Pengusaha Kendaraan Listrik Dorong Pemerintah Kurangi Subsidi BBM
Pemain industri kendaraan listrik mendorong pemerintah mengurangi subsidi bahan bakar minyak alias BBM. Langkah ini dianggap sebagai pendorong untuk menjadikan Indonesia sebagai raja kendaraan listrik.
CEO Electrum Jack Yang mengatakan kebijakan subsidi BBM dari pemerintah sebagai penghalang bagi Indonesia menjadi raja kendaraan listrik. saat ini Indonesia hanya memiliki kans 20% untuk menjadi raja kendaraan listrik.

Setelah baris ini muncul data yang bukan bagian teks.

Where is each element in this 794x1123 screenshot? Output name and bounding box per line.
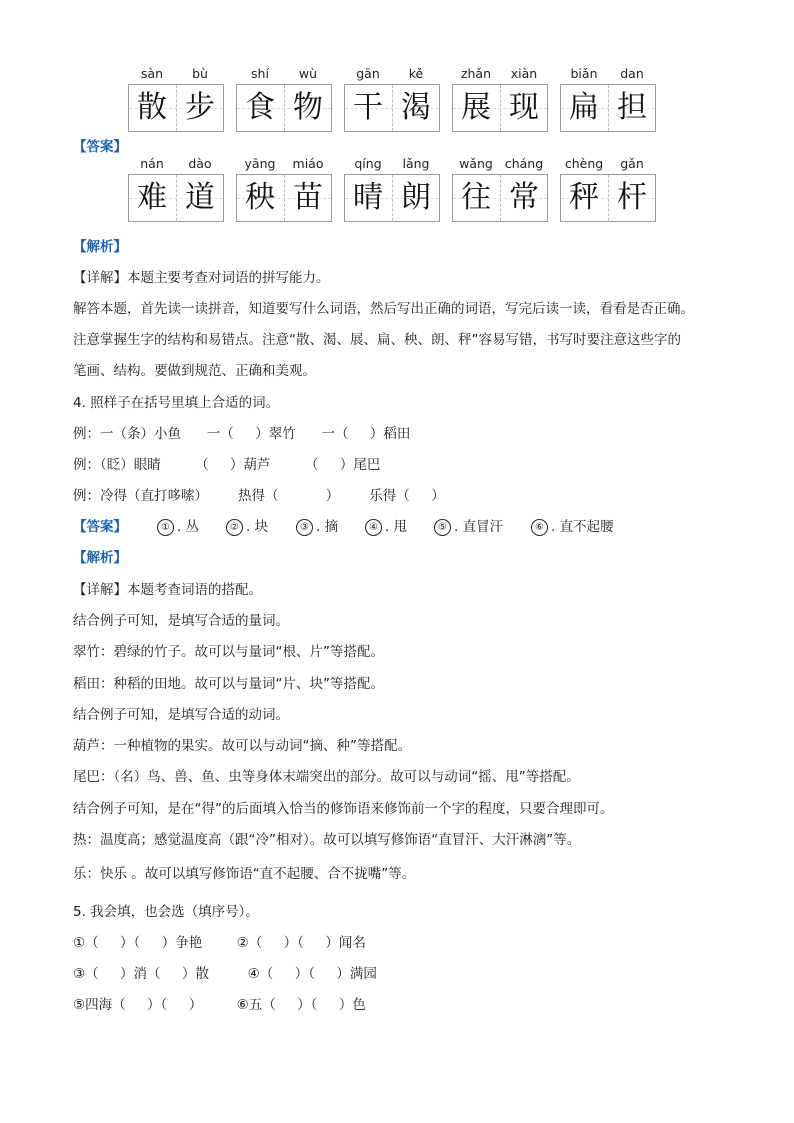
text-line: 尾巴：（名）鸟、兽、鱼、虫等身体末端突出的部分。故可以与动词“摇、甩”等搭配。: [73, 769, 580, 785]
text-line: 例：（眨）眼睛 （ ）葫芦 （ ）尾巴: [73, 457, 381, 473]
answer-item: ⑥ . 直不起腰: [531, 515, 614, 536]
text-line: 【详解】本题主要考查对词语的拼写能力。: [73, 270, 330, 286]
character: 晴: [353, 180, 383, 215]
text-line: 笔画、结构。要做到规范、正确和美观。: [73, 363, 316, 379]
answer-item: ⑤ . 直冒汗: [434, 515, 503, 536]
text-line: 【详解】本题考查词语的搭配。: [73, 582, 262, 598]
text-line: ⑤四海（ ）（ ） ⑥五（ ）（ ）色: [73, 997, 366, 1013]
pinyin-row-1: [128, 66, 668, 84]
circled-number: ③: [296, 519, 313, 536]
character: 秤: [569, 180, 599, 215]
pinyin: yāng: [244, 156, 276, 171]
character-grid-2: [128, 156, 668, 226]
text-line: 稻田：种稻的田地。故可以与量词“片、块”等搭配。: [73, 676, 384, 692]
question-heading: 4. 照样子在括号里填上合适的词。: [73, 395, 280, 411]
pinyin: dan: [620, 66, 644, 81]
text-line: 注意掌握生字的结构和易错点。注意“散、渴、展、扁、秧、朗、秤”容易写错，书写时要注意这些字的: [73, 332, 681, 348]
character: 难: [137, 180, 167, 215]
character: 食: [245, 90, 275, 125]
circled-number: ⑥: [531, 519, 548, 536]
answer-item: ② . 块: [226, 515, 268, 536]
character: 苗: [293, 180, 323, 215]
character: 朗: [401, 180, 431, 215]
character: 物: [293, 90, 323, 125]
character: 展: [461, 90, 491, 125]
character-row-1: [128, 84, 668, 136]
pinyin: shí: [251, 66, 269, 81]
pinyin: gǎn: [620, 156, 644, 171]
text-line: 葫芦：一种植物的果实。故可以与动词“摘、种”等搭配。: [73, 738, 411, 754]
pinyin: miáo: [292, 156, 324, 171]
pinyin: zhǎn: [460, 66, 492, 81]
answer-item: ① . 丛: [157, 515, 199, 536]
circled-number: ②: [226, 519, 243, 536]
pinyin: qíng: [354, 156, 382, 171]
circled-number: ①: [157, 519, 174, 536]
circled-number: ⑤: [434, 519, 451, 536]
character-row-2: [128, 174, 668, 226]
text-line: ③（ ）消（ ）散 ④（ ）（ ）满园: [73, 966, 377, 982]
pinyin: gān: [356, 66, 380, 81]
text-line: 例：冷得（直打哆嗦） 热得（ ） 乐得（ ）: [73, 488, 445, 504]
pinyin: bù: [192, 66, 208, 81]
character: 道: [185, 180, 215, 215]
answer-tag: 【答案】: [73, 519, 127, 535]
pinyin: wù: [298, 66, 318, 81]
character: 扁: [569, 90, 599, 125]
character: 常: [509, 180, 539, 215]
text-line: 乐：快乐 。故可以填写修饰语“直不起腰、合不拢嘴”等。: [73, 866, 416, 882]
character-grid-1: [128, 66, 668, 136]
character: 杆: [617, 180, 647, 215]
pinyin: kě: [408, 66, 424, 81]
pinyin: nán: [140, 156, 164, 171]
analysis-tag: 【解析】: [73, 550, 127, 566]
answer-tag: 【答案】: [73, 139, 127, 155]
pinyin: cháng: [504, 156, 544, 171]
pinyin: wǎng: [459, 156, 493, 171]
character: 往: [461, 180, 491, 215]
character: 散: [137, 90, 167, 125]
character: 步: [185, 90, 215, 125]
answer-item: ④ . 甩: [365, 515, 407, 536]
pinyin: xiàn: [510, 66, 538, 81]
character: 现: [509, 90, 539, 125]
text-line: 翠竹：碧绿的竹子。故可以与量词“根、片”等搭配。: [73, 644, 384, 660]
pinyin: sàn: [140, 66, 164, 81]
pinyin: biǎn: [570, 66, 598, 81]
question-heading: 5. 我会填，也会选（填序号）。: [73, 904, 259, 920]
circled-number: ④: [365, 519, 382, 536]
character: 渴: [401, 90, 431, 125]
text-line: 结合例子可知，是填写合适的动词。: [73, 707, 289, 723]
character: 担: [617, 90, 647, 125]
character: 干: [353, 90, 383, 125]
pinyin: dào: [188, 156, 212, 171]
text-line: ①（ ）（ ）争艳 ②（ ）（ ）闻名: [73, 935, 366, 951]
character: 秧: [245, 180, 275, 215]
pinyin: chèng: [564, 156, 604, 171]
pinyin: lǎng: [402, 156, 430, 171]
text-line: 热：温度高；感觉温度高（跟“冷”相对）。故可以填写修饰语“直冒汗、大汗淋漓”等。: [73, 832, 581, 848]
text-line: 解答本题，首先读一读拼音，知道要写什么词语，然后写出正确的词语，写完后读一读，看看是否正确。: [73, 301, 694, 317]
text-line: 例：一（条）小鱼 一（ ）翠竹 一（ ）稻田: [73, 426, 411, 442]
pinyin-row-2: [128, 156, 668, 174]
text-line: 结合例子可知，是在“得”的后面填入恰当的修饰语来修饰前一个字的程度，只要合理即可。: [73, 801, 614, 817]
text-line: 结合例子可知，是填写合适的量词。: [73, 613, 289, 629]
analysis-tag: 【解析】: [73, 239, 127, 255]
answer-item: ③ . 摘: [296, 515, 338, 536]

Dia mengatakan potensi Indonesia bisa berkembang. "Indonesia bisa jadi raja karena punya banyak penduduk dan sumber daya nikel,” kata Yang dalam Tech in Asia Conference di Ritz-Carlton Pacific Place, Jakarta, Rabu (23/10).

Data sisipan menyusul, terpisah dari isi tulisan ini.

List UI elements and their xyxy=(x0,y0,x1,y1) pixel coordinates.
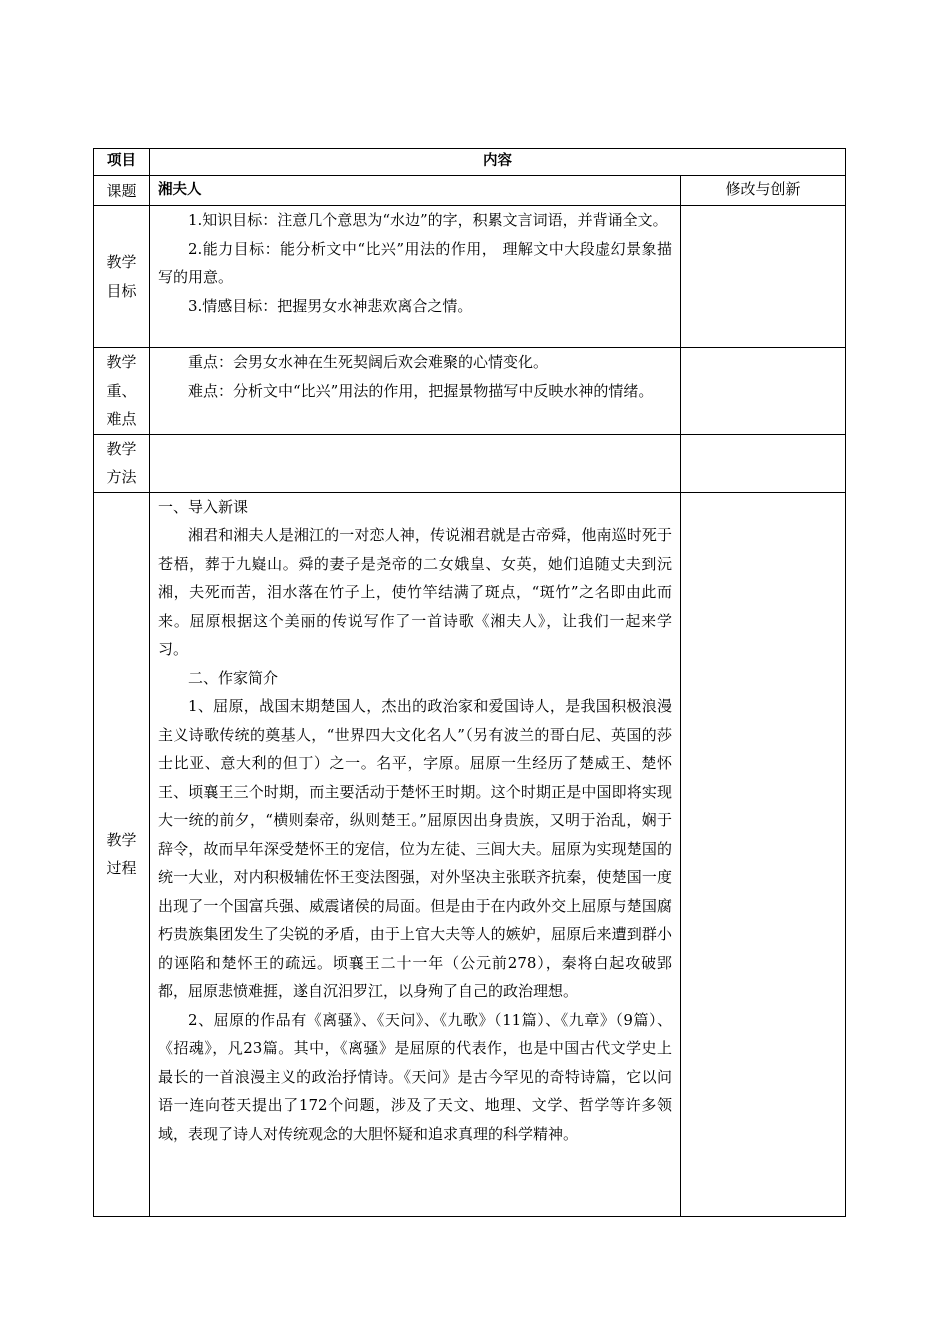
objectives-content xyxy=(150,206,681,348)
process-paragraph: 1、屈原，战国末期楚国人，杰出的政治家和爱国诗人，是我国积极浪漫主义诗歌传统的奠基人，“世界四大文化名人”（另有波兰的哥白尼、英国的莎士比亚、意大利的但丁）之一。名平，字原。屈原一生经历了楚威王、楚怀王、顷襄王三个时期，而主要活动于楚怀王时期。这个时期正是中国即将实现大一统的前夕，“横则秦帝，纵则楚王。”屈原因出身贵族，又明于治乱，娴于辞令，故而早年深受楚怀王的宠信，位为左徒、三闾大夫。屈原为实现楚国的统一大业，对内积极辅佐怀王变法图强，对外坚决主张联齐抗秦，使楚国一度出现了一个国富兵强、威震诸侯的局面。但是由于在内政外交上屈原与楚国腐朽贵族集团发生了尖锐的矛盾，由于上官大夫等人的嫉妒，屈原后来遭到群小的诬陷和楚怀王的疏远。顷襄王二十一年（公元前278），秦将白起攻破郢都，屈原悲愤难捱，遂自沉汨罗江，以身殉了自己的政治理想。 xyxy=(158,697,672,1000)
methods-row xyxy=(94,434,846,492)
objectives-label: 教学目标 xyxy=(106,253,137,300)
process-revision-cell xyxy=(681,492,846,1216)
process-paragraph: 湘君和湘夫人是湘江的一对恋人神，传说湘君就是古帝舜，他南巡时死于苍梧，葬于九嶷山。舜的妻子是尧帝的二女娥皇、女英，她们追随丈夫到沅湘，夫死而苦，泪水落在竹子上，使竹竿结满了斑点，“斑竹”之名即由此而来。屈原根据这个美丽的传说写作了一首诗歌《湘夫人》，让我们一起来学习。 xyxy=(158,526,672,658)
objectives-revision-cell xyxy=(681,206,846,348)
lesson-plan-table xyxy=(93,148,846,1217)
process-label: 教学过程 xyxy=(106,830,137,877)
process-row xyxy=(94,492,846,1216)
objectives-row xyxy=(94,206,846,348)
keypoints-revision-cell xyxy=(681,348,846,435)
keypoints-row xyxy=(94,348,846,435)
topic-label: 课题 xyxy=(94,176,150,206)
objective-item: 3.情感目标：把握男女水神悲欢离合之情。 xyxy=(188,296,473,315)
process-content xyxy=(150,492,681,1216)
methods-revision-cell xyxy=(681,434,846,492)
header-content: 内容 xyxy=(150,149,846,176)
methods-label: 教学方法 xyxy=(106,439,137,486)
objective-item: 2.能力目标：能分析文中“比兴”用法的作用， 理解文中大段虚幻景象描写的用意。 xyxy=(158,239,672,286)
lesson-plan-page xyxy=(93,148,845,1217)
topic-title: 湘夫人 xyxy=(158,182,202,198)
keypoints-label: 教学重、难点 xyxy=(106,353,137,428)
process-heading: 二、作家简介 xyxy=(188,668,279,687)
keypoint-item: 难点：分析文中“比兴”用法的作用，把握景物描写中反映水神的情绪。 xyxy=(188,381,654,400)
process-heading: 一、导入新课 xyxy=(158,497,249,516)
keypoint-item: 重点：会男女水神在生死契阔后欢会难聚的心情变化。 xyxy=(188,353,549,371)
objective-item: 1.知识目标：注意几个意思为“水边”的字，积累文言词语，并背诵全文。 xyxy=(188,211,668,229)
process-paragraph: 2、屈原的作品有《离骚》、《天问》、《九歌》（11篇）、《九章》（9篇）、《招魂》，凡23篇。其中，《离骚》是屈原的代表作，也是中国古代文学史上最长的一首浪漫主义的政治抒情诗。《天问》是古今罕见的奇特诗篇，它以问语一连向苍天提出了172个问题，涉及了天文、地理、文学、哲学等许多领域，表现了诗人对传统观念的大胆怀疑和追求真理的科学精神。 xyxy=(158,1010,672,1143)
header-item: 项目 xyxy=(94,149,150,176)
topic-row xyxy=(94,176,846,206)
methods-content xyxy=(150,434,681,492)
keypoints-content xyxy=(150,348,681,435)
header-row xyxy=(94,149,846,176)
revision-label: 修改与创新 xyxy=(681,176,846,206)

Dia mengatakan negara dengan adopsi kendaraan listrik tinggi punya harga BBM yang lebih tinggi dari Indonesia.
Ia mencontohkan harga pertalite di India Rp 17.500 per liter, sementara di Indonesia Rp 10.000 per liter. Jadi, harga pertalite di India lebih mahal 75% dari Indonesia. Tingginya harga ini membuat warganya pindah ke kendaraan listrik yang biaya operasi lebih rendah.
Oleh karena itu, Yang bilang Indonesia harus mengurangi subsidi BBM itu, apalagi bila menargetkan pertumbuhan ekonomi 8% per tahun.
“Bila hal itu terjadi, diiringi dengan peningkatan teknologi, saya rasa kita punya kans besar menjadi raja kendaraan listrik,” ujar Yang.
Kebijakan Pembatasan Subsidi BBM
Pemerintah mantan Presiden Joko Widodo sempat mengkaji pembatasan subsidi BBM. Namun, hingga akhir jabatannya, kebijakan tersebut belum terealisasi.
Kementerian Energi dan Sumber Daya Mineral menyebut kemungkinan pemerintahan Presiden Prabowo Subianto akan membatasi subsidi BBM.
Kepala Biro Komunikasi, Layanan Informasi Publik, dan Kerja Sama (KLIK) Kementerian ESDM Agus Cahyono Adi mengatakan kemungkinan pembatasan subsidi BBM berlanjut pada masa pemerintahan bar. Dia mengatakan Sudah tidak ada rapat-rapat pembahasan mengenai hal ini dalam masa akhir kepemimpinan Joko Widodo.
Ia menjelaskan, pemerintah sempat menggodok kajian agar BBM subsidi tepat sasaran. Hal ini dilakukan melalui penentuan masyarakat yang berhak menerima yang sesuai dengan kemampuan ekonomi.
“Ditentukan berapa sih jumlah konsumsi dengan tingkat ekonomi seperti itu. Ini yang sedang kami kaji agar pelaksanaannya tidak simpang siur,” ujarnya.